Password Enter the password of the account to communicate with the certificate authority.
Retries Enter the number of times a device attempts to obtain a certificate.
Retry Delay Enter the timeout delay between the retries.
Cloud Link Agent Select the client certificate that you use to authenticate to the SOTI Cloud Link Agent.
Note: This option is applicable only to SOTI MobiControl Cloud customers. Read SOTI Cloud Link Agent for more information.

Entrust

Configuration Type Displays the configuration type: PKI.
Service URL Enter the URL provided by Entrust for certification services.
Username Enter the user name used to authenticate.
Password Enter the password used to authenticate.

Generic SCEP

Service URL Enter the URL of the certificate authority services.
Use Static Challenge Turn on the toggle to use a static challenge when devices request new certificates. When disabled, a dynamic challenge is used. Every time a device requests a certificate, a new challenge will be issued.
Static Challenge Enter the static challenge key.
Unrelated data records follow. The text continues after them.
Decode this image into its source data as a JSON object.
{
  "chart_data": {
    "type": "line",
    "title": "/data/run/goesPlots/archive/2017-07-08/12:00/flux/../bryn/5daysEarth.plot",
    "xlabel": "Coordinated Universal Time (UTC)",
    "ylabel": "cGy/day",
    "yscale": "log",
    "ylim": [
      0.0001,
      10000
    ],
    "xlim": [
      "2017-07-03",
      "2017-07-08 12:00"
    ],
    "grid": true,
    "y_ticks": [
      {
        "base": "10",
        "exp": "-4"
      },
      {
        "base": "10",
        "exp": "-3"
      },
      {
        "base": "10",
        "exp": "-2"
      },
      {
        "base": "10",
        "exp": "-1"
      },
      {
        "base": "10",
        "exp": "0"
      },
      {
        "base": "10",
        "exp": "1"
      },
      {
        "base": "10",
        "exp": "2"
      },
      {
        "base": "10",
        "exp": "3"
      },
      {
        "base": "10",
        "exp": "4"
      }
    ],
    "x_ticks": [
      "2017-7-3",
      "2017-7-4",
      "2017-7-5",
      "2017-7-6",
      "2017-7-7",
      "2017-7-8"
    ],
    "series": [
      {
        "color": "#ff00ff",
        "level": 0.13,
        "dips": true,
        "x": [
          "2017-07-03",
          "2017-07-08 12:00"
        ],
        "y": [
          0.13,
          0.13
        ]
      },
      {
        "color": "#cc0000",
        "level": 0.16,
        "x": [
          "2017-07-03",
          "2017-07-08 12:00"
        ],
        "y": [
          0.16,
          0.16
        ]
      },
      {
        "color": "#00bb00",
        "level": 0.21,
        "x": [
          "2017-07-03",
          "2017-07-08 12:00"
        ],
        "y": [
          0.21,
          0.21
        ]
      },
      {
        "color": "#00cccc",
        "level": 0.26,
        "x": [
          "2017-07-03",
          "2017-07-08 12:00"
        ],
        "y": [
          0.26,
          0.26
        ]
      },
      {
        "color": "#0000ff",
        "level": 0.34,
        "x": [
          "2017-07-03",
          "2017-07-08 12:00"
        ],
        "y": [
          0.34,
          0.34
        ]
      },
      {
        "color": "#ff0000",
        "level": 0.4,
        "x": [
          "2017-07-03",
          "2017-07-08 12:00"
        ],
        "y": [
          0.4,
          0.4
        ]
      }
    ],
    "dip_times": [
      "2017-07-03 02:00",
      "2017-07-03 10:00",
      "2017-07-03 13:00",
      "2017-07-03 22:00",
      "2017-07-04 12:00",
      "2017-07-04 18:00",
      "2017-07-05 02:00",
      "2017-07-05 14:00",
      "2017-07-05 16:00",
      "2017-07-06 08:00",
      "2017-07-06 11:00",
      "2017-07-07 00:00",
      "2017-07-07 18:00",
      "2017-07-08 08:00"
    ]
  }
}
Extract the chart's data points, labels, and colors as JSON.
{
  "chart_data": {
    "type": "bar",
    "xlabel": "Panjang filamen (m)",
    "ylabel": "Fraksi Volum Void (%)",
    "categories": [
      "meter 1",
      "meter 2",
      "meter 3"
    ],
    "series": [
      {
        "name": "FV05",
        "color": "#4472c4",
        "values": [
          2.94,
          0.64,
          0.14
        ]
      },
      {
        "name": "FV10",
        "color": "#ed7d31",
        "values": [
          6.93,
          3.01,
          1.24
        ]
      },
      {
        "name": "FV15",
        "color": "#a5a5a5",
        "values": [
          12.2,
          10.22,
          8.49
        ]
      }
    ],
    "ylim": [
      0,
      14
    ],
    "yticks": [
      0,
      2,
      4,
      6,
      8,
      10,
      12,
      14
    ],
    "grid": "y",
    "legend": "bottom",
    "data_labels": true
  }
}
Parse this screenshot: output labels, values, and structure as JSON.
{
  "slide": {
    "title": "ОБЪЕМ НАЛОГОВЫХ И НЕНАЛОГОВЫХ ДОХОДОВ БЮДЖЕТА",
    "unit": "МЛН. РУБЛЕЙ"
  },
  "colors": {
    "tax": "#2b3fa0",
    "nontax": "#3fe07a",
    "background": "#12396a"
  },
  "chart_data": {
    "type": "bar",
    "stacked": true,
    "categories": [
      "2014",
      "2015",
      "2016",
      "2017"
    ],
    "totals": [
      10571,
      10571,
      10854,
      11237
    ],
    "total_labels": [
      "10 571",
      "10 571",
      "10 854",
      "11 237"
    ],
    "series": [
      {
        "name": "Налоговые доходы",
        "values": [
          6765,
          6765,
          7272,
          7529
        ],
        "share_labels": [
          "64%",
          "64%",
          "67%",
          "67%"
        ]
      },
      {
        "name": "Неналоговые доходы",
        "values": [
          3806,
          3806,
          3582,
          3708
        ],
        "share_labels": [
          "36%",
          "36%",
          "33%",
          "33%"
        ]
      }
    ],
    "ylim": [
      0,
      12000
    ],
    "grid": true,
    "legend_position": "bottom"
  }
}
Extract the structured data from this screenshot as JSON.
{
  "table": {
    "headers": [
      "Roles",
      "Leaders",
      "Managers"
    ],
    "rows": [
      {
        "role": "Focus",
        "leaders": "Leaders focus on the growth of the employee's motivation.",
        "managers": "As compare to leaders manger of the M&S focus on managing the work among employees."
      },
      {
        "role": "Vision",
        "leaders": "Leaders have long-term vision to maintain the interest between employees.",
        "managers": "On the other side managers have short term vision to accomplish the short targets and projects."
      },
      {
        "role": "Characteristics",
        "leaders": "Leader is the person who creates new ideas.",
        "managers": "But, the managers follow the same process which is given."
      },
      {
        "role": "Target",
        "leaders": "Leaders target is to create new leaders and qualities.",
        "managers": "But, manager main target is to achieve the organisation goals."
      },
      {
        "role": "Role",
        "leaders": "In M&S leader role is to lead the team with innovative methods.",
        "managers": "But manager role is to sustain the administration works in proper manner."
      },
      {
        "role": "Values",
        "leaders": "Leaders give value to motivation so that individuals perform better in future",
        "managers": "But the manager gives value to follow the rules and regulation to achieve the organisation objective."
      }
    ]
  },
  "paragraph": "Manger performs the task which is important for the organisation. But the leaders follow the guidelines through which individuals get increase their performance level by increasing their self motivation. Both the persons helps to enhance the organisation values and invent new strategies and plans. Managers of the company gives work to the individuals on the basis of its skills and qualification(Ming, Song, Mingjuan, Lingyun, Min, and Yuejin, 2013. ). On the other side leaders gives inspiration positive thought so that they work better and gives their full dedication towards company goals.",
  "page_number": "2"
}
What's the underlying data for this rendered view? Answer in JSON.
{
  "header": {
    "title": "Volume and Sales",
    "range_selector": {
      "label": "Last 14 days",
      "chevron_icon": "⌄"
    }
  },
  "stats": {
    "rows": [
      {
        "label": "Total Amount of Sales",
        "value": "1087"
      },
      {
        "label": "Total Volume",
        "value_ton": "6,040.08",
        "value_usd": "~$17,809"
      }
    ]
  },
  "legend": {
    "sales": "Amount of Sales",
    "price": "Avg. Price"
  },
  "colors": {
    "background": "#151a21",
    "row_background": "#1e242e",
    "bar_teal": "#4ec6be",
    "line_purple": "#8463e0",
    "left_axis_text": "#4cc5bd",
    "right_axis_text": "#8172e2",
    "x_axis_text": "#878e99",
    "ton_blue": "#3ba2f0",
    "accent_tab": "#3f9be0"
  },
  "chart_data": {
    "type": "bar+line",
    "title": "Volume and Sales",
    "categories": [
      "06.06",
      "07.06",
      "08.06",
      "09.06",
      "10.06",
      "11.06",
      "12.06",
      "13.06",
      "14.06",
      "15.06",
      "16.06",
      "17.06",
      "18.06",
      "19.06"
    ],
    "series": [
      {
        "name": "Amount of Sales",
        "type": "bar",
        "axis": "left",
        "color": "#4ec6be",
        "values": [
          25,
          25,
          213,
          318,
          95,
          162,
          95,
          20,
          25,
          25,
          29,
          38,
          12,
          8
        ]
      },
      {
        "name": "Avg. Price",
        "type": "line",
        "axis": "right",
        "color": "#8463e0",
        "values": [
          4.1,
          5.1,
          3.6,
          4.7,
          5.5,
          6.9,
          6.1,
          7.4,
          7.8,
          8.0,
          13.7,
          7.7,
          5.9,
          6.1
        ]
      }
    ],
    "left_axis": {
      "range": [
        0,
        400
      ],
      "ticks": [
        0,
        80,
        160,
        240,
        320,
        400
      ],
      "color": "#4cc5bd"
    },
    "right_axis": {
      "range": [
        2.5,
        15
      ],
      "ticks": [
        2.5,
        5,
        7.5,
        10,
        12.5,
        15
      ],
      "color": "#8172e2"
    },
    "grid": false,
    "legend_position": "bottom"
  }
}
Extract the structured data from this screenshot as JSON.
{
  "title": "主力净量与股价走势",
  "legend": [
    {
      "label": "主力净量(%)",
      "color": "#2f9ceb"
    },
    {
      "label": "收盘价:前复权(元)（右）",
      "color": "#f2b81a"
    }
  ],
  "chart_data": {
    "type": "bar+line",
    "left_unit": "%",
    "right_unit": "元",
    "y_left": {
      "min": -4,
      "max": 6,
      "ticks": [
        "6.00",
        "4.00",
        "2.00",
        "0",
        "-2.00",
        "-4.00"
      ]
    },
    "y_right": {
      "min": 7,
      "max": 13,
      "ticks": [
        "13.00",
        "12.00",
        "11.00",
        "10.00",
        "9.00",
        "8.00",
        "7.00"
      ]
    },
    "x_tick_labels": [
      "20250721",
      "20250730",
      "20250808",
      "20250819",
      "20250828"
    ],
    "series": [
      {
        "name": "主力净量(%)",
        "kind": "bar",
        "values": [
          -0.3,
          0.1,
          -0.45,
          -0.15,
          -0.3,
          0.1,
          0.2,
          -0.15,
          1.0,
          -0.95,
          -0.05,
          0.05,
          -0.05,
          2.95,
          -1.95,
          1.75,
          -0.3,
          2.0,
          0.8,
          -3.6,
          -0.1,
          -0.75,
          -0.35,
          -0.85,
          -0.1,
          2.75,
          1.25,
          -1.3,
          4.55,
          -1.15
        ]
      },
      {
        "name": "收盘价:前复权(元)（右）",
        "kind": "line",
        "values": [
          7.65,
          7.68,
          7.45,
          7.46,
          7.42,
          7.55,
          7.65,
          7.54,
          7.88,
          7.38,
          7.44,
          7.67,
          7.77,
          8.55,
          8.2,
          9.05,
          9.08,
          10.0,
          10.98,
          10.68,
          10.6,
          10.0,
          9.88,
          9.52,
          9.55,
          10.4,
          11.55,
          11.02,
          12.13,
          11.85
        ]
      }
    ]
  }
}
A static challenge must be used if certificates are going to be issued to more than one device.
Note: Applicable only if Use Static Challenge is enabled.
Use SCEP Client Turn on the toggle to make your certificate authority use a SCEP client.
Thumbprint Enter the thumbprint for your certificate.
Retries Enter the number of attempts a device can make to get a certificate from the SCEP server.
Retry Delay Enter the timeout delay between retries.

Symantec

Configuration Type Displays the configuration type: PKI.
Service URL Enter the URL of the Symantec certificate authority services.
Registration Authority Certificate The registration authority (RA) certificate. To generate a new RA certificate, click Generate Certificate to open the Generate RA Certificate dialog box (see Generate RA Certificate), where you can generate the certificate.

Once you have made changes that require saving, you are prompted to Save or Cancel them.